“Merhaba” diyemedi şehre. Bu şehirdi bir çocuk gibi girdiği yüreği barındıran. Sokaklarını, caddelerini hiç bilmediği bu şehre bu kadar tanıdık olduğunu ne ara fark etti? İklimini, toprağını, kokusunu, yağmurunu tanımadan bir şehirle yarenlik edilebilir mi?
Dili var, lisanı var şehirlerin. Konuşmayı, dertleşmeyi hemhal olmayı sever şehir. Çeşmeleriyle akar hayatın kalbine, meydanlarıyla şahit olur tarihe, caddeleri boyunca eşlik eder ekmek peşinde yürüyenlere. Eski bir camide ibadet eder huşuyla, çay demler bir çay ocağında geceden çalışanlara. İşte böyle tanıştı bu şehirle bu adam sıcak bir yaz sabahı.
Gün doğmamıştı şehre girerken. Şehir de uyur mu bunca ışık ve bunca gelip giden varken? Yürüdü, tanıdık bir sima, bildik bir dükkân bulamayacağı kesin. Karaltılar gelip geçiyor yanından. Buraya ait olmadığını kendinden başka herkes biliyor sanki. Ellerini ceplerine sokup, başını öne eğerek yürüdü, ne aradığını nereye gideceğini bilmeden. Ta ki o çay ocağının önüne gelinceye dek. İçeri girdi, eliyle ocaktaki adama “bir” işareti yaptı. Adam anladı, o işaretin bir bardak çay demek olduğunu ve bir bardak çayı getirip masaya koydu.

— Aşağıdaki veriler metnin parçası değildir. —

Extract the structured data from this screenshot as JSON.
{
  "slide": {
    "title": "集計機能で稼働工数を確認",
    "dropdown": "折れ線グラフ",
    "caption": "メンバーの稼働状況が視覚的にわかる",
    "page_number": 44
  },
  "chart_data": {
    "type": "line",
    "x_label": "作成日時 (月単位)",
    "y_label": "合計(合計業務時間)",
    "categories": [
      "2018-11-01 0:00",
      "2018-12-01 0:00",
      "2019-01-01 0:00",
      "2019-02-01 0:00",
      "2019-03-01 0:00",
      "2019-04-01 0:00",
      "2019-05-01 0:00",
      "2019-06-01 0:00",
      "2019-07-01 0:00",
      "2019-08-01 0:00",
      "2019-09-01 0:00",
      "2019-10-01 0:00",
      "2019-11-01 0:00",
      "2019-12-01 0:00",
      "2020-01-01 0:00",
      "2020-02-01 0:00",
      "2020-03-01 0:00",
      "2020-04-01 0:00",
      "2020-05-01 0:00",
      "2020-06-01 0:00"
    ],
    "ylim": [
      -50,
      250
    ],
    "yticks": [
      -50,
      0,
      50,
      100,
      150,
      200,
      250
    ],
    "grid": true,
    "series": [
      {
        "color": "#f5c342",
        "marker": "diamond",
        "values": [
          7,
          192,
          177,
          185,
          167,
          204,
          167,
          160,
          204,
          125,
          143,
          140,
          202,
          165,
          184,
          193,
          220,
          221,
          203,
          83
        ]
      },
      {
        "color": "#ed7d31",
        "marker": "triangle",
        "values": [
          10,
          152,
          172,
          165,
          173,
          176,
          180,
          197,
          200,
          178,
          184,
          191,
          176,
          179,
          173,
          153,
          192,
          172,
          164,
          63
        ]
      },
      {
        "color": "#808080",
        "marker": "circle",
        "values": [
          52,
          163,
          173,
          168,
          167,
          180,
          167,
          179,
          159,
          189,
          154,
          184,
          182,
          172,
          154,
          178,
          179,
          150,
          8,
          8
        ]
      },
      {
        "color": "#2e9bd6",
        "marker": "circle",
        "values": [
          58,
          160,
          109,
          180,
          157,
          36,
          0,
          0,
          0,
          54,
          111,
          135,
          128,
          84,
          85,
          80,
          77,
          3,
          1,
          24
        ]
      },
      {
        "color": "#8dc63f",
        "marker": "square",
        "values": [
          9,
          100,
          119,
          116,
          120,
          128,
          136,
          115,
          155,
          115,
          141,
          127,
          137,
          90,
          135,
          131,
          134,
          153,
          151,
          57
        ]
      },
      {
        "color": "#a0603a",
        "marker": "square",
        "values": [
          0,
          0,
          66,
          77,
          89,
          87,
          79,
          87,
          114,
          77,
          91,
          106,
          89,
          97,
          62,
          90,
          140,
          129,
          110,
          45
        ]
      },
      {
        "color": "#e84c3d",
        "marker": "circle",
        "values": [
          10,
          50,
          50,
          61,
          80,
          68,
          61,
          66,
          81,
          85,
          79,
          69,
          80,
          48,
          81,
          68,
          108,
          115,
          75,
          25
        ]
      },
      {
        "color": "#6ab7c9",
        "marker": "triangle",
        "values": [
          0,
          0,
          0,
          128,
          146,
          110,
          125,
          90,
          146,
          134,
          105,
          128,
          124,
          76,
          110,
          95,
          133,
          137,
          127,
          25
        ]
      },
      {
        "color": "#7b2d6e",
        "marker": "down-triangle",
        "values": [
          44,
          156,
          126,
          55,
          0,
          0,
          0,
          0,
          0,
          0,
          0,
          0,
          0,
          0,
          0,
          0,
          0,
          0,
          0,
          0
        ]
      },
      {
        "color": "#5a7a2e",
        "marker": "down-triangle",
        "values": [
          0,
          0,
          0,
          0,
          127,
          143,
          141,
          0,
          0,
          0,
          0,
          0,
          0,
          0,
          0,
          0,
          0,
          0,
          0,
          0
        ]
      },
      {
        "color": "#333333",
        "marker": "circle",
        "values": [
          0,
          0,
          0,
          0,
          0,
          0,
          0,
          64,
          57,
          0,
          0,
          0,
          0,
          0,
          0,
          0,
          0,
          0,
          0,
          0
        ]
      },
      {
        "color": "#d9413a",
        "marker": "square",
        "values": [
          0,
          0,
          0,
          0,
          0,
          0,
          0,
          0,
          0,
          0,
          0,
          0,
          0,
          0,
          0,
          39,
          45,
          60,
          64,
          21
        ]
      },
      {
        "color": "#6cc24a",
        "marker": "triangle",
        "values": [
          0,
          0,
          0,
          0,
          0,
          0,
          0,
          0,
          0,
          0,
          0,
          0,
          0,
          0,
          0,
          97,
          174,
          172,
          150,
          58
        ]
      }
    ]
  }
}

Yabancı hissetmeye görsün kendini insan, oraya ait olamamak endişesi yer bitirir kişiyi. Kaçıp kurtulmak ister ve bir yol arar kendine. Bu çay ocağına kendini yabancı hissetmiyor belki ama şehir ısrarla “buraya ait değilsin” diyor adama.
Çayı şekersiz içen adam iki şeker attı bu defa bardağa. Tat mıydı aradığı yoksa birkaç dakika daha oyalanmak mı? Camdan dışarıya baktı, tek tük gelip geçenler, rahat ve umursamadan yürüyorlardı. Köşede yarı uykulu gözlerle kasketini önüne indirmiş gür sakallı bir adam, duvarlarda gazetelerden kesilmiş artist, futbolcu posterleri, çay ocağından çıkan duman ve önlüğü belinde çaycı… Her şey yerli yerindeydi de bu adam buraya ait değildi sanki. Buna iğreti olmak denir mi? Yol buraya getirmişse ve bu şehirse tarihiyle, kaderiyle çağıran iğreti olmak denemez buna.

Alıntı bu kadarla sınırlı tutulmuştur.